In my experience, Prairie carriers who set up proper attribution in month 1 end up spending 20 to 30% less in month 3 for the same or better results. The waste was always there. They just couldn't see it.
Freight-Win Marketing: Getting Shippers to Call You Instead of Posting on Loadlink
Here's the thing about competing with load boards: you can't beat free on price. DAT and Loadlink Canada are zero-cost for shippers to post. If your only value proposition is "we move freight," you're in a race to the bottom on rate.
The carriers that win freight without fighting on spot rates are the ones who've built a specific, credible presence around what they actually do well.
A 60-truck flatbed carrier in Calgary that specializes in oilfield equipment moves should not have a generic website. They should have landing pages built around specific search terms: "oilfield equipment hauling Alberta," "oversize load transport SK-AB corridor," "heavy haul carrier Red Deer." Each page should explain their equipment specs, their permits and certifications, their experience with the specific commodity.
This is lane and commodity SEO. It's not complicated. It's just specific. And almost no Prairie carrier is doing it.
The other piece is LinkedIn. Freight procurement managers at mid-market manufacturers and distributors in the Prairies are on LinkedIn. A carrier's company page that regularly posts about their actual operations, specific lanes they run, and what makes them reliable on those lanes will generate inbound shipper interest over time. Not overnight. Over 6 to 12 months of consistent posting.
I think most carriers dismiss LinkedIn because it feels like it's for office workers. But the person who decides which carrier gets the contract is absolutely on LinkedIn. They're just not seeing your content because you're not posting any.
How to Pick a Marketing Agency That Actually Knows Trucking
Most of the agencies pitching Prairie carriers right now are generic SMB shops. They'll build you a website, run some Google Ads, and send you a monthly PDF with impressions on it. They won't know what MELT means. They won't know the difference between a company driver and a Driver Inc situation. They'll use stock photos of trucks that aren't yours.
Here's what to ask any agency before you sign:
Ask them to explain Driver Inc and why it matters for your recruitment ads. If they look blank, walk away.
Ask for examples of lane-specific or commodity-specific SEO they've done for a carrier.
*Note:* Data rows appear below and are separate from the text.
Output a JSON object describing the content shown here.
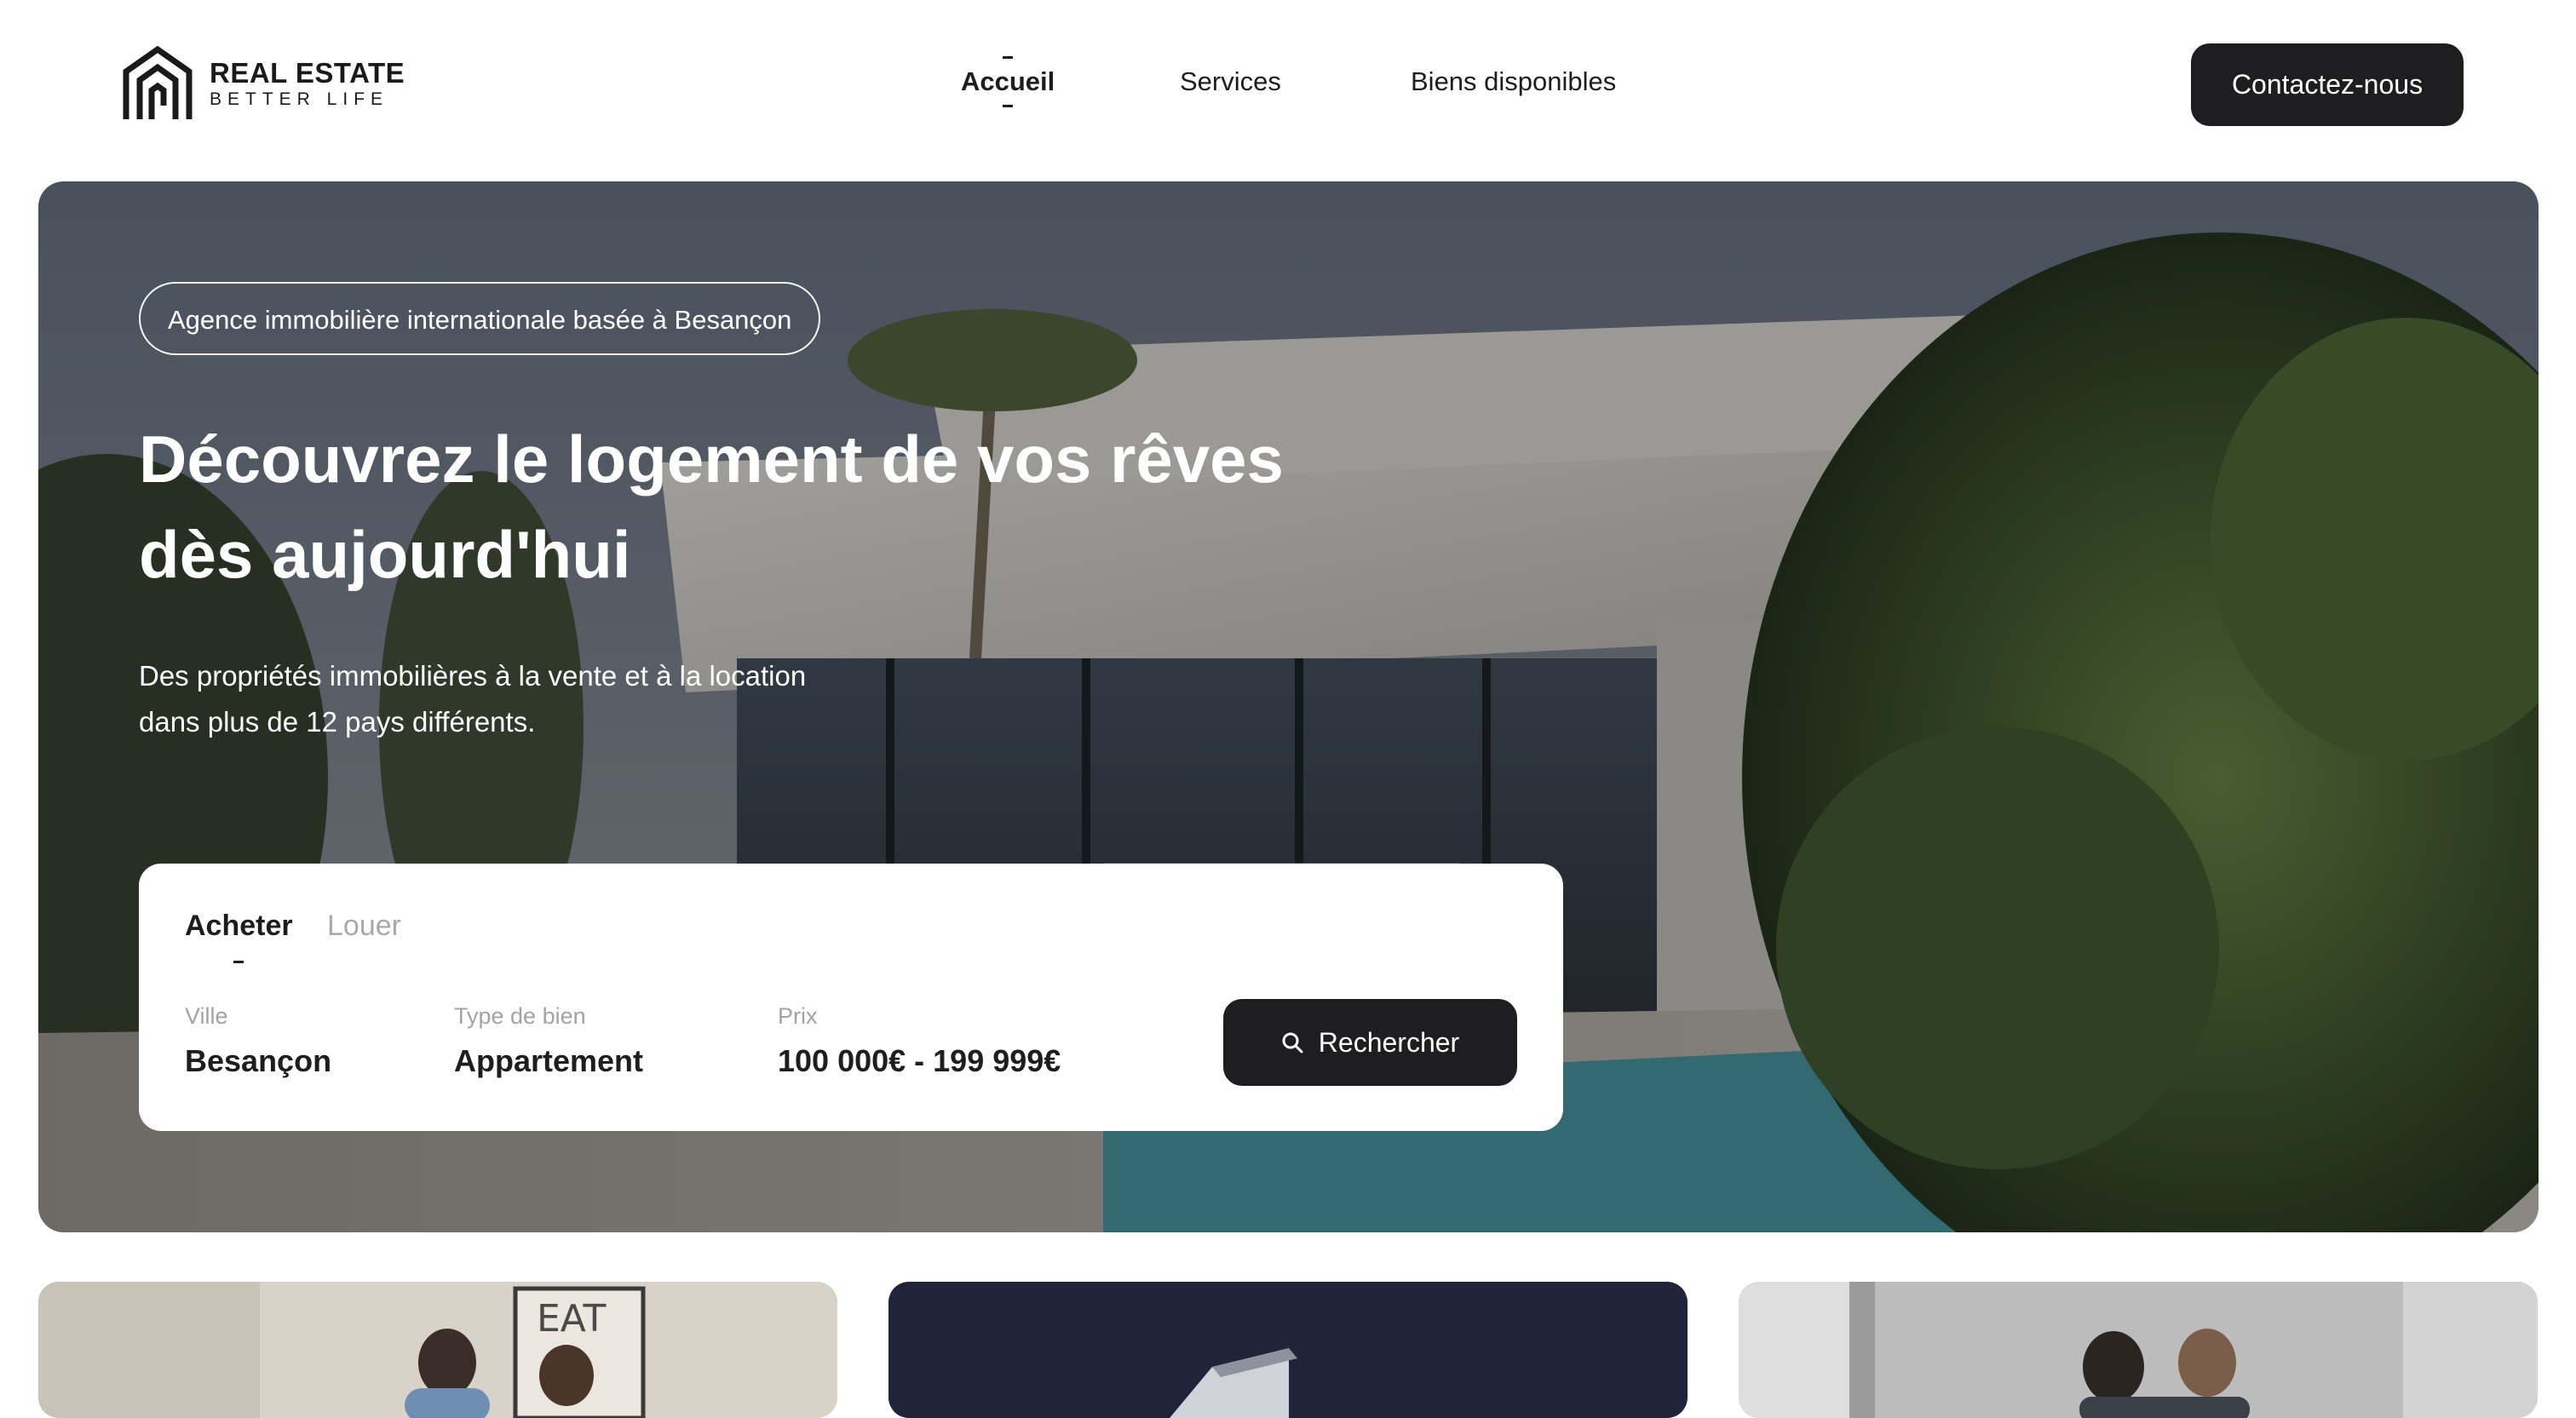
{
  "brand": {
    "title": "REAL ESTATE",
    "subtitle": "BETTER LIFE"
  },
  "nav": {
    "items": [
      {
        "label": "Accueil",
        "active": true
      },
      {
        "label": "Services",
        "active": false
      },
      {
        "label": "Biens disponibles",
        "active": false
      }
    ],
    "contact_label": "Contactez-nous"
  },
  "hero": {
    "badge": "Agence immobilière internationale basée à Besançon",
    "title_line1": "Découvrez le logement de vos rêves",
    "title_line2": "dès aujourd'hui",
    "subtitle_line1": "Des propriétés immobilières à la vente et à la location",
    "subtitle_line2": "dans plus de 12 pays différents."
  },
  "search": {
    "tabs": [
      {
        "label": "Acheter",
        "active": true
      },
      {
        "label": "Louer",
        "active": false
      }
    ],
    "fields": [
      {
        "label": "Ville",
        "value": "Besançon"
      },
      {
        "label": "Type de bien",
        "value": "Appartement"
      },
      {
        "label": "Prix",
        "value": "100 000€ - 199 999€"
      }
    ],
    "button_label": "Rechercher",
    "button_icon": "search-icon"
  },
  "cards": {
    "card1_sign": "EAT"
  },
  "colors": {
    "dark": "#1e1e20",
    "white": "#ffffff",
    "muted": "#a3a3a3"
  }
}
Generic "we do trucking SEO" is not an answer.
Ask how they track cost per qualified driver application versus total applications. If they can't distinguish between a qualified Class 1 applicant and a scammer from the US, they're not solving your actual problem.
Ask what they know about CASL and how it affects shipper outreach. Blank stare = bad sign.
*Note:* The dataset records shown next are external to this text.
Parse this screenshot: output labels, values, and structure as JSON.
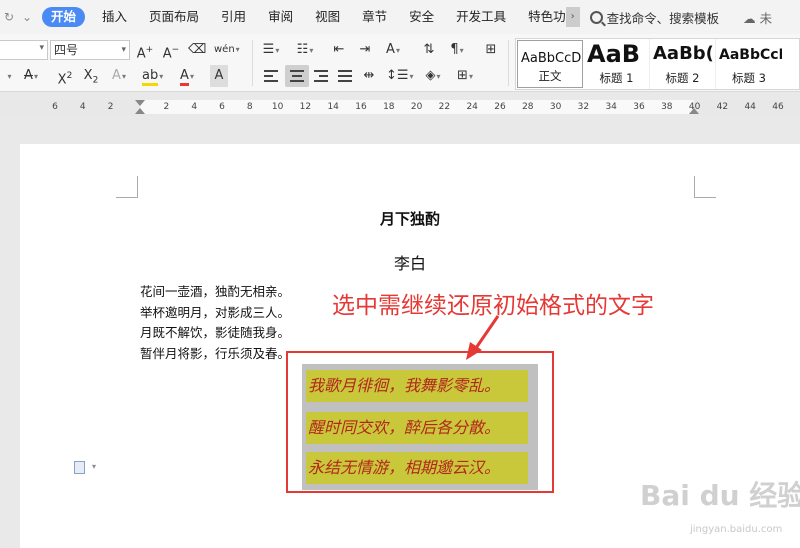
{
  "menubar": {
    "tabs": [
      "开始",
      "插入",
      "页面布局",
      "引用",
      "审阅",
      "视图",
      "章节",
      "安全",
      "开发工具",
      "特色功"
    ],
    "active_tab": "开始",
    "search_placeholder": "查找命令、搜索模板",
    "cloud_label": "未"
  },
  "ribbon": {
    "font_size": "四号",
    "styles": [
      {
        "preview": "AaBbCcD",
        "label": "正文"
      },
      {
        "preview": "AaB",
        "label": "标题 1"
      },
      {
        "preview": "AaBb(",
        "label": "标题 2"
      },
      {
        "preview": "AaBbCcI",
        "label": "标题 3"
      }
    ]
  },
  "ruler": {
    "ticks": [
      "6",
      "4",
      "2",
      "2",
      "4",
      "6",
      "8",
      "10",
      "12",
      "14",
      "16",
      "18",
      "20",
      "22",
      "24",
      "26",
      "28",
      "30",
      "32",
      "34",
      "36",
      "38",
      "40",
      "42",
      "44",
      "46"
    ]
  },
  "document": {
    "title": "月下独酌",
    "author": "李白",
    "lines": [
      "花间一壶酒，独酌无相亲。",
      "举杯邀明月，对影成三人。",
      "月既不解饮，影徒随我身。",
      "暂伴月将影，行乐须及春。"
    ],
    "highlighted_lines": [
      "我歌月徘徊，我舞影零乱。",
      "醒时同交欢，醉后各分散。",
      "永结无情游，相期邈云汉。"
    ],
    "annotation": "选中需继续还原初始格式的文字"
  },
  "watermark": {
    "text": "Bai du 经验",
    "sub": "jingyan.baidu.com"
  },
  "colors": {
    "accent": "#4a8af4",
    "annotation": "#e53935",
    "highlight": "#c8c83a",
    "highlight_text": "#b3261e"
  }
}
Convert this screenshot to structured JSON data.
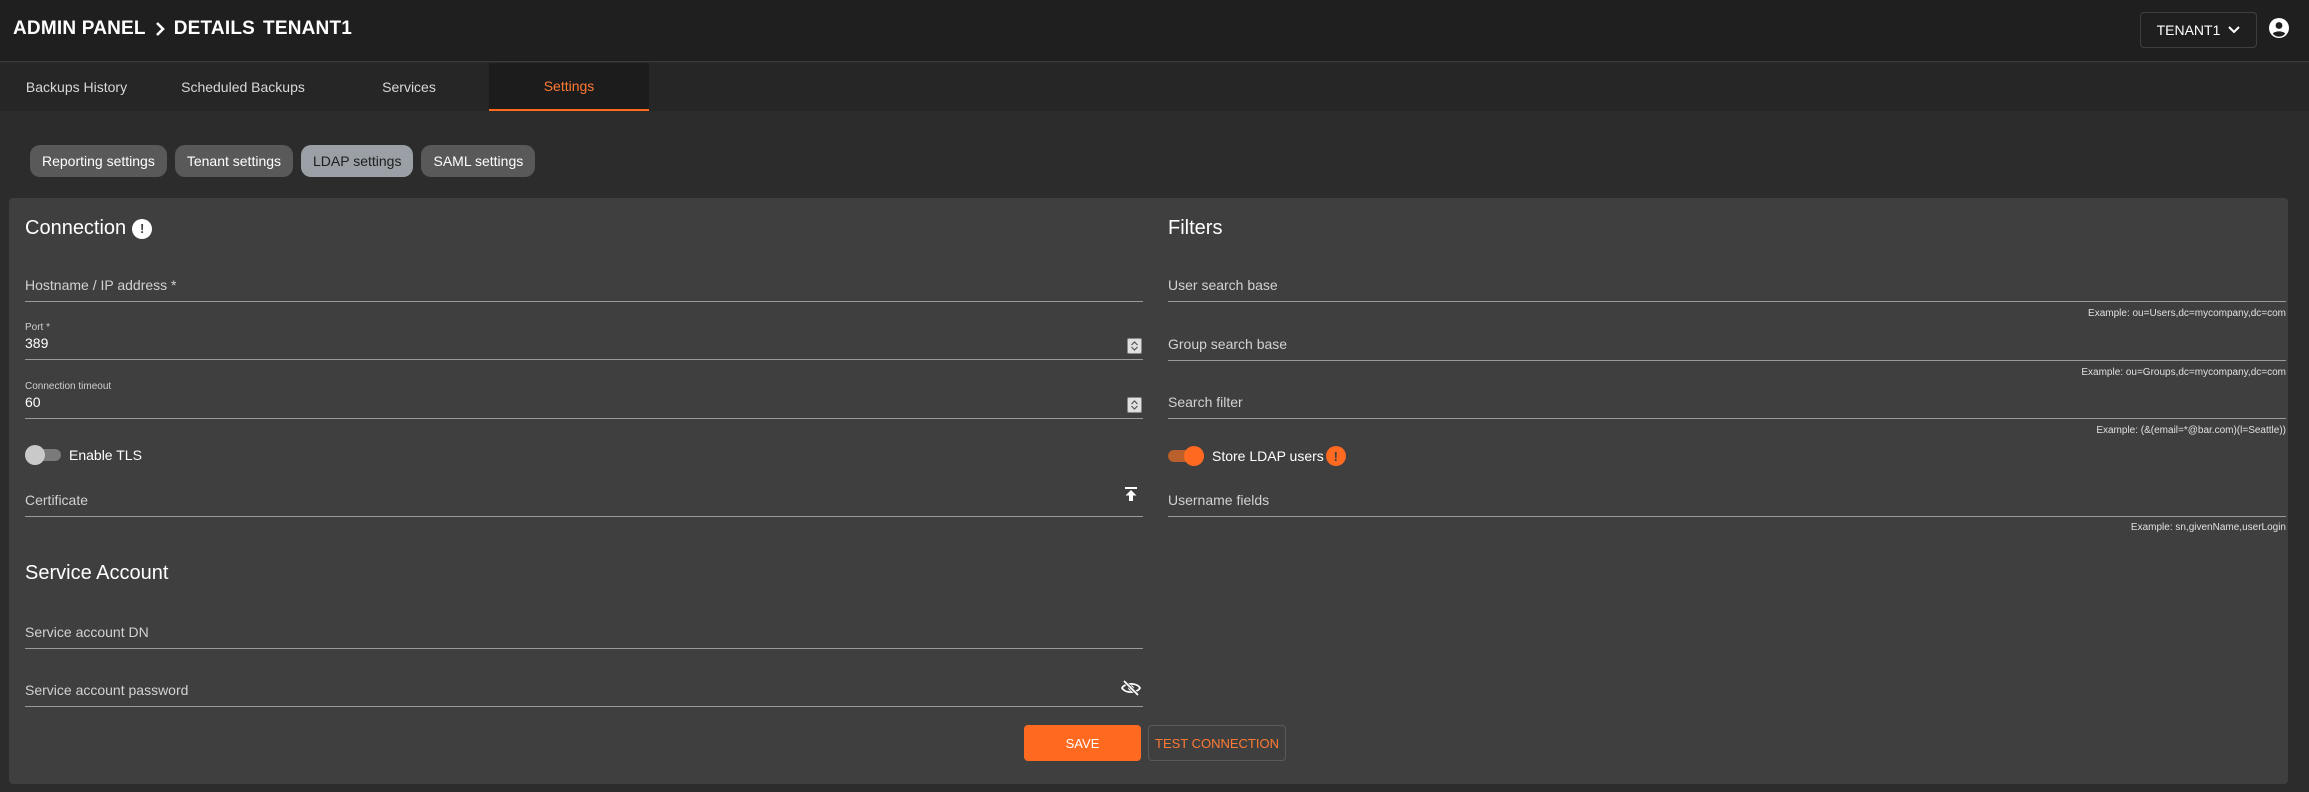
{
  "header": {
    "breadcrumb_root": "ADMIN PANEL",
    "breadcrumb_page": "DETAILS",
    "breadcrumb_tenant": "TENANT1",
    "tenant_selector": "TENANT1"
  },
  "tabs": [
    {
      "label": "Backups History"
    },
    {
      "label": "Scheduled Backups"
    },
    {
      "label": "Services"
    },
    {
      "label": "Settings"
    }
  ],
  "subtabs": [
    {
      "label": "Reporting settings"
    },
    {
      "label": "Tenant settings"
    },
    {
      "label": "LDAP settings"
    },
    {
      "label": "SAML settings"
    }
  ],
  "connection": {
    "title": "Connection",
    "hostname_placeholder": "Hostname / IP address *",
    "port_label": "Port *",
    "port_value": "389",
    "timeout_label": "Connection timeout",
    "timeout_value": "60",
    "enable_tls_label": "Enable TLS",
    "certificate_placeholder": "Certificate"
  },
  "service_account": {
    "title": "Service Account",
    "dn_placeholder": "Service account DN",
    "password_placeholder": "Service account password"
  },
  "filters": {
    "title": "Filters",
    "user_search_base_placeholder": "User search base",
    "user_search_base_helper": "Example: ou=Users,dc=mycompany,dc=com",
    "group_search_base_placeholder": "Group search base",
    "group_search_base_helper": "Example: ou=Groups,dc=mycompany,dc=com",
    "search_filter_placeholder": "Search filter",
    "search_filter_helper": "Example: (&(email=*@bar.com)(l=Seattle))",
    "store_ldap_users_label": "Store LDAP users",
    "username_fields_placeholder": "Username fields",
    "username_fields_helper": "Example: sn,givenName,userLogin"
  },
  "actions": {
    "save": "SAVE",
    "test_connection": "TEST CONNECTION"
  },
  "colors": {
    "accent": "#ff6a20",
    "background": "#2c2c2c",
    "card": "#3f3f3f"
  }
}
The Canadian trucking marketing agency landscape is thin. There aren't many shops that actually know this industry. If you're evaluating whether to hire an agency or handle marketing in-house, our guide on choosing a logistics marketing agency walks through exactly how to make that call.
3 Things to Take Away From This
Marketing for trucking companies in the Prairies isn't about spending more. It's about spending on the right problem, with the right message, in the right channel, and actually tracking what happens.
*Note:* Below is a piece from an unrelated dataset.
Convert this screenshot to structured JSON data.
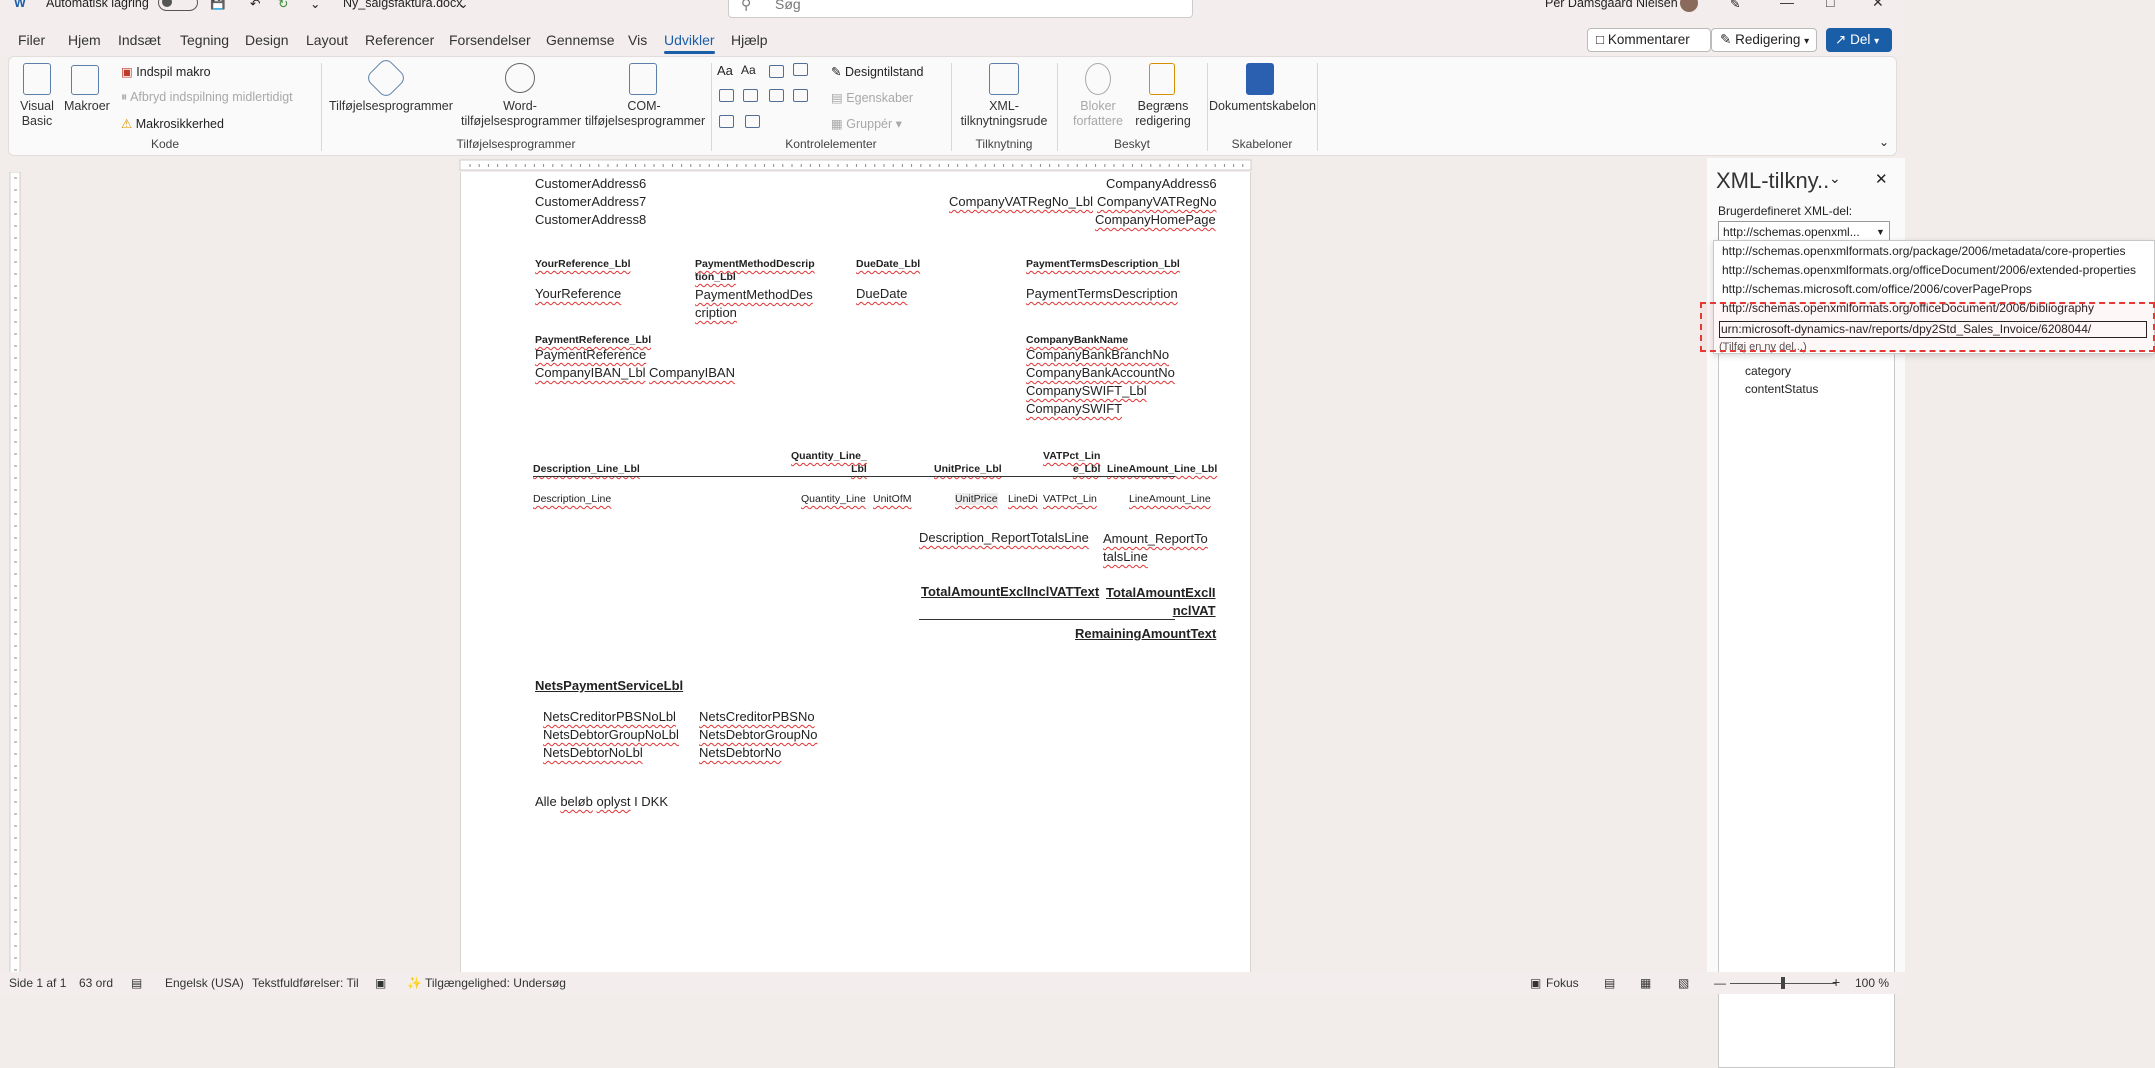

First: Separate your driver recruitment budget from your freight-win budget. They're different problems. They need different channels and different success metrics.
Second: Fix your compliance exposure before you spend another dollar on ads. "Be your own boss" messaging, flexible scheduling claims that don't match your HOS reality, and unsubstantiated safety claims can create real legal and regulatory problems. Get that right first.
Third: Be specific. Specific lanes. Specific equipment. Specific certifications. Specific driver culture. The carriers winning freight and drivers in the Prairies right now are the ones who've stopped trying to appeal to everyone and started being the obvious choice for the right people.